Rather than just drive by and look at opportunity through the windshield, Chan decided to do something about it. Realizing the odds of catching someone at home were low, she created a simple, heartfelt letter volunteering to pick their unwanted fruit and personally deliver it to the local food pantry. A self-described shy person, Chan mustered courage and dropped off the letter at that first home.
“I immediately received a positive response from that first letter, which quickly grew into a string of homeowners I regularly stopped at to harvest and donate their fruit,” Chan explains. “The first 30 days, I harvested over 2,000 pounds of fruit with hardly any effort at all — fruit that would have other- wise fallen to the ground and rotted.”
Quickly grew, indeed: In the first year alone, Chan gleaned more than $90,000-worth of unwanted produce, sowing seeds of inspiration throughout her community.
“It wasn’t hard to do,” explains the modest Chan with a smile. “Where I live, you can walk five minutes in any direction and find a fruit tree.”
Citrus works particularly well for Chan’s foraging efforts, as it stores well for up to a week without additional refrigeration.
Expanding the Harvest
Chan quickly earned her local honorary title of “The Lemon Lady of Concord,” often seen harvesting area trees with Ava, now 3 years old. Foraging fruit trees opened Chan’s eyes to other gleaning opportunities. She realized she could increase her harvest by working with growers at area farmers’ markets, offering to pick up their excess produce at the end of market and bring it to the area food pantry.
“All I did was ask. The response from farmers has been incredibly generous,” she adds.
This initial contact quickly grew to a network of farmers Chan connects with regularly at the market, always personally asking them if they might have some excess and abundantly thanking them for their donation.
“The farmers need to be treated with respect and gratitude at all times,” Chan emphasizes. “We need to remember that without the farmer, there wouldn’t be any food, period.”

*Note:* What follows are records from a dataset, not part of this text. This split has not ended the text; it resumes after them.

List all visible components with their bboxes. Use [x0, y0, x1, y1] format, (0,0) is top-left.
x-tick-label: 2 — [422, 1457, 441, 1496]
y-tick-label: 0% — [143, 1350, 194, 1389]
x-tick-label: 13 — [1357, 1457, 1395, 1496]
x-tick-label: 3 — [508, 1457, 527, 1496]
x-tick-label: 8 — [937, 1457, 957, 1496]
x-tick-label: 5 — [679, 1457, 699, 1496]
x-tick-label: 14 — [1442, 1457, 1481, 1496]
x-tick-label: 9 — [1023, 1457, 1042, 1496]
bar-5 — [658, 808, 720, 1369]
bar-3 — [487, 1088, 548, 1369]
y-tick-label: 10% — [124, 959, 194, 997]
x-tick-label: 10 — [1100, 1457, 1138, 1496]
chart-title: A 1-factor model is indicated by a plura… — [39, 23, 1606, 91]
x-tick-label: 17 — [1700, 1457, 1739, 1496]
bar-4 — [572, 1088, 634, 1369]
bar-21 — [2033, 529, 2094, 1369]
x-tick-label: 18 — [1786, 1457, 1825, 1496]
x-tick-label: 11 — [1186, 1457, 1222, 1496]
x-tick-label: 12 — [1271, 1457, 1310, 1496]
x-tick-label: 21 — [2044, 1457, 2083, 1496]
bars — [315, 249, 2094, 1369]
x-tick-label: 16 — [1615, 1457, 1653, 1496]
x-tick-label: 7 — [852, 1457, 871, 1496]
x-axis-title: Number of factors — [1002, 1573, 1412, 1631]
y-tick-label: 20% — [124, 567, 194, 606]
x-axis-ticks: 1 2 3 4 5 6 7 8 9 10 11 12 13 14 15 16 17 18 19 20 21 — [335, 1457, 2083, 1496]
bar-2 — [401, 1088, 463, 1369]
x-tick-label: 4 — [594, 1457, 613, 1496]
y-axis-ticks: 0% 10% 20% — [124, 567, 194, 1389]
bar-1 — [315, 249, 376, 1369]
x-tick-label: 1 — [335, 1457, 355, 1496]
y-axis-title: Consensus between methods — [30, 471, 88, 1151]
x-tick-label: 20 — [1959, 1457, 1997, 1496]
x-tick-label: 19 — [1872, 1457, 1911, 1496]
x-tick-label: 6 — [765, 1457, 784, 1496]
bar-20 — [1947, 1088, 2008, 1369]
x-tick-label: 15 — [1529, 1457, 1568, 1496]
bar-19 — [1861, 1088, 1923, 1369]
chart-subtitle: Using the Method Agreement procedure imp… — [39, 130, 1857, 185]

Chan exudes this attitude of gratitude as she makes her rounds at the Tuesday farmers’ market in Concord. She looks more like a woman attending a family reunion than the recipient of the Jefferson Award, a prestigious national recognition honoring community and public service. She greets each farmer by name and gently asks if they want a box in case they have extra produce to donate at the end of the market. While Chan’s efforts may cumulatively add up to high-harvest totals, she clearly makes each individual grower a priority, asking questions about how the recent rains are affecting his crops or how his family is doing.

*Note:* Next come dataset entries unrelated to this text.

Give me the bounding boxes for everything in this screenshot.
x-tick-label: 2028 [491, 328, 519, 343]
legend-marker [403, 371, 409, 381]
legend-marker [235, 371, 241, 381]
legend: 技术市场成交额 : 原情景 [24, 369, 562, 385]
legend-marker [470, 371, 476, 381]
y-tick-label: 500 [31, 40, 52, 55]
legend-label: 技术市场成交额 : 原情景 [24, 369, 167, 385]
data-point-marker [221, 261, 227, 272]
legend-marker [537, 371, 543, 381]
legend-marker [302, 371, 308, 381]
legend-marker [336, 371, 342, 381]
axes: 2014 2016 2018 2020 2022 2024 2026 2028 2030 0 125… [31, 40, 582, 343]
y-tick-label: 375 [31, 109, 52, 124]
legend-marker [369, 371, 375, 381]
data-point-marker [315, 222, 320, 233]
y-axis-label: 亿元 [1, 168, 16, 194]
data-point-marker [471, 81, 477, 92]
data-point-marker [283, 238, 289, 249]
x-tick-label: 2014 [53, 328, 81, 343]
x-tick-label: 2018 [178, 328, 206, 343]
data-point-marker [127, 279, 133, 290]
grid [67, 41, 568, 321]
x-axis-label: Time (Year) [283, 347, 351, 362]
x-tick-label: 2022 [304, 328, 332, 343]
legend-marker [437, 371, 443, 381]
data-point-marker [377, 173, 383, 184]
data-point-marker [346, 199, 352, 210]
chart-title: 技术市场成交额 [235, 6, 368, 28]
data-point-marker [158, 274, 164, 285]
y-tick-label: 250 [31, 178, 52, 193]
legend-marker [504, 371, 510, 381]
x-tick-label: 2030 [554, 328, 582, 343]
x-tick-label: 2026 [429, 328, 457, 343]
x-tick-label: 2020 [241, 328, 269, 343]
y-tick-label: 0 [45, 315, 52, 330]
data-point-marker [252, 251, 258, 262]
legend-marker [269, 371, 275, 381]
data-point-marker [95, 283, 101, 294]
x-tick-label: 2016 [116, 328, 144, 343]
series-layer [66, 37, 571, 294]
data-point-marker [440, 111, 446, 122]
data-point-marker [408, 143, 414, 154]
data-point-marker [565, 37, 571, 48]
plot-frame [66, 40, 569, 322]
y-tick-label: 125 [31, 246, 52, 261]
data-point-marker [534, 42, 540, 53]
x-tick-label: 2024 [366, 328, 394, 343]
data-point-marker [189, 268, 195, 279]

Chan’s “Lemon Lady” title is a bit ironic, as she doesn’t have a tart bone in her body. People gravitate toward her sweet energy like bees to honey. As she walks down the farmers’ market aisles, Chan receives a tsunami of warm and welcoming greetings from farmers and other market growers. This pied piper of produce exemplifies how electrifying it can be to connect with a personal, passionate mission. Folks can’t help but want to be around her and support her vision.
The donations from farmers help diversify her fruit gleanings with other seasonal items like apples and greens. Food vendors at the market will also donate extra prepared food, like noodles or bakery items.

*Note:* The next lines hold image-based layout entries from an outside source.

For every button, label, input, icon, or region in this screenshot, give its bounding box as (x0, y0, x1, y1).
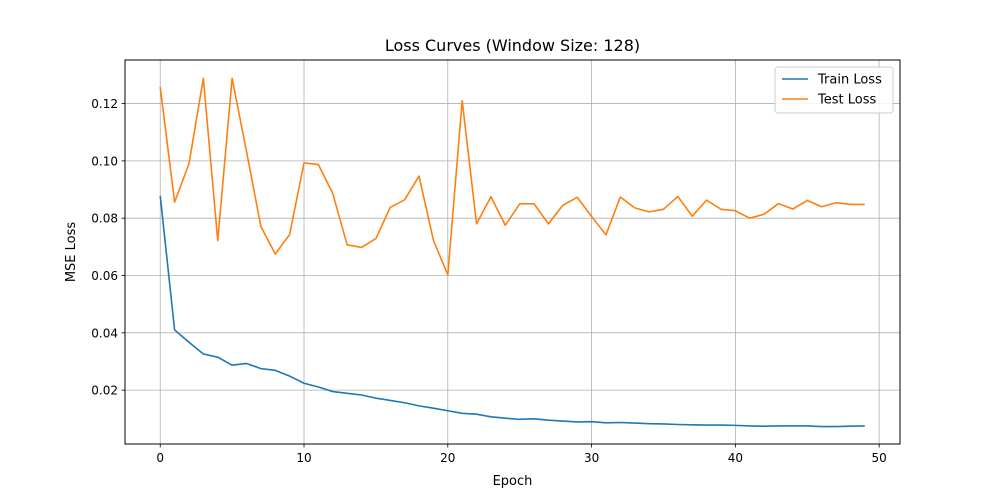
test-loss-line (159, 77, 865, 276)
series-lines (159, 77, 865, 428)
x-tick-label: 20 (440, 451, 455, 465)
x-tick-label: 50 (872, 451, 887, 465)
train-loss-line (159, 195, 865, 428)
y-tick-label: 0.04 (91, 326, 118, 340)
axis-ticks: 0 10 20 30 40 50 0.02 0.04 0.06 0.08 0.10 0.12 (91, 97, 887, 465)
y-axis-label: MSE Loss (64, 222, 79, 283)
y-tick-label: 0.12 (91, 97, 118, 111)
x-axis-label: Epoch (493, 474, 533, 489)
plot-frame (124, 59, 901, 445)
y-tick-label: 0.02 (91, 384, 118, 398)
x-tick-label: 10 (296, 451, 311, 465)
grid (125, 60, 900, 444)
x-tick-label: 0 (156, 451, 164, 465)
chart-title: Loss Curves (Window Size: 128) (385, 36, 640, 55)
legend-label-train-loss: Train Loss (817, 73, 882, 88)
legend: Train Loss Test Loss (774, 66, 894, 114)
x-tick-label: 40 (728, 451, 743, 465)
y-tick-label: 0.06 (91, 269, 118, 283)
legend-label-test-loss: Test Loss (817, 93, 876, 108)
y-tick-label: 0.08 (91, 212, 118, 226)
x-tick-label: 30 (584, 451, 599, 465)
y-tick-label: 0.10 (91, 154, 118, 168)
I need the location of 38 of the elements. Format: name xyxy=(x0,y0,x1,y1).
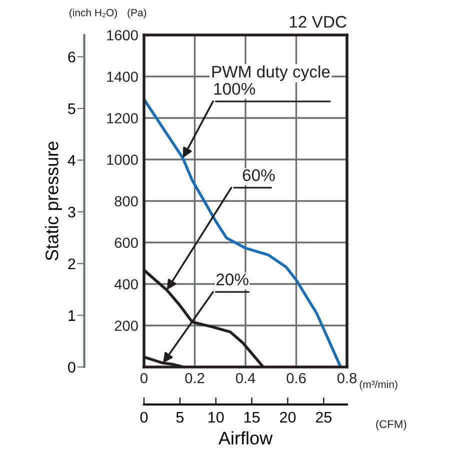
annotation: PWM duty cycle xyxy=(212,65,330,81)
y3-tick-label: 1 xyxy=(68,310,76,321)
y-tick-label: 200 xyxy=(114,320,138,331)
y-tick-label: 800 xyxy=(114,196,138,206)
annotation: 60% xyxy=(242,169,275,182)
y-tick-label: 400 xyxy=(114,279,138,290)
annotation: 100% xyxy=(214,82,256,95)
x-tick-label: 0.6 xyxy=(286,372,306,384)
x-tick-label: 0 xyxy=(140,372,148,384)
y-axis-title: Static pressure xyxy=(45,142,62,260)
y-tick-label: 1400 xyxy=(107,72,138,82)
y3-tick-label: 4 xyxy=(68,155,76,166)
text: (inch H₂O) xyxy=(70,8,117,18)
x2-tick-label: 10 xyxy=(208,412,224,423)
text: 12 VDC xyxy=(290,16,346,28)
x2-tick-label: 15 xyxy=(244,412,260,423)
x2-tick-label: 0 xyxy=(140,412,148,423)
y-tick-label: 1600 xyxy=(107,30,138,40)
y3-tick-label: 2 xyxy=(68,258,76,270)
line-series xyxy=(144,98,342,367)
x-tick-label: 0.4 xyxy=(236,372,256,384)
x2-tick-label: 5 xyxy=(176,412,184,423)
text: (CFM) xyxy=(376,420,406,430)
y3-tick-label: 6 xyxy=(68,52,76,62)
x-tick-label: 0.2 xyxy=(185,372,204,384)
text: (m³/min) xyxy=(360,380,398,390)
y-tick-label: 1000 xyxy=(107,154,138,165)
y3-tick-label: 5 xyxy=(68,103,76,114)
y-tick-label: 1200 xyxy=(107,113,138,124)
y3-tick-label: 0 xyxy=(68,362,76,373)
x2-tick-label: 25 xyxy=(316,412,332,423)
y-tick-label: 600 xyxy=(114,238,138,248)
x-tick-label: 0.8 xyxy=(337,372,357,384)
annotation: 20% xyxy=(216,274,248,286)
x-axis-title: Airflow xyxy=(218,431,273,445)
y3-tick-label: 3 xyxy=(68,206,76,218)
text: (Pa) xyxy=(128,8,146,18)
x2-tick-label: 20 xyxy=(280,412,296,423)
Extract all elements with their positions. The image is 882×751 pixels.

Chan returns to the farmers at the end of the market to pick up the donation boxes, piling them high in the back of her vehicle and delivering them as soon as she can to local food pantries.
“People are sometimes surprised that an affluent suburb like Concord even has a food bank,” Chan adds. “But wherever you live, particularly in today’s economy, there are people who can’t afford fresh, healthy produce.”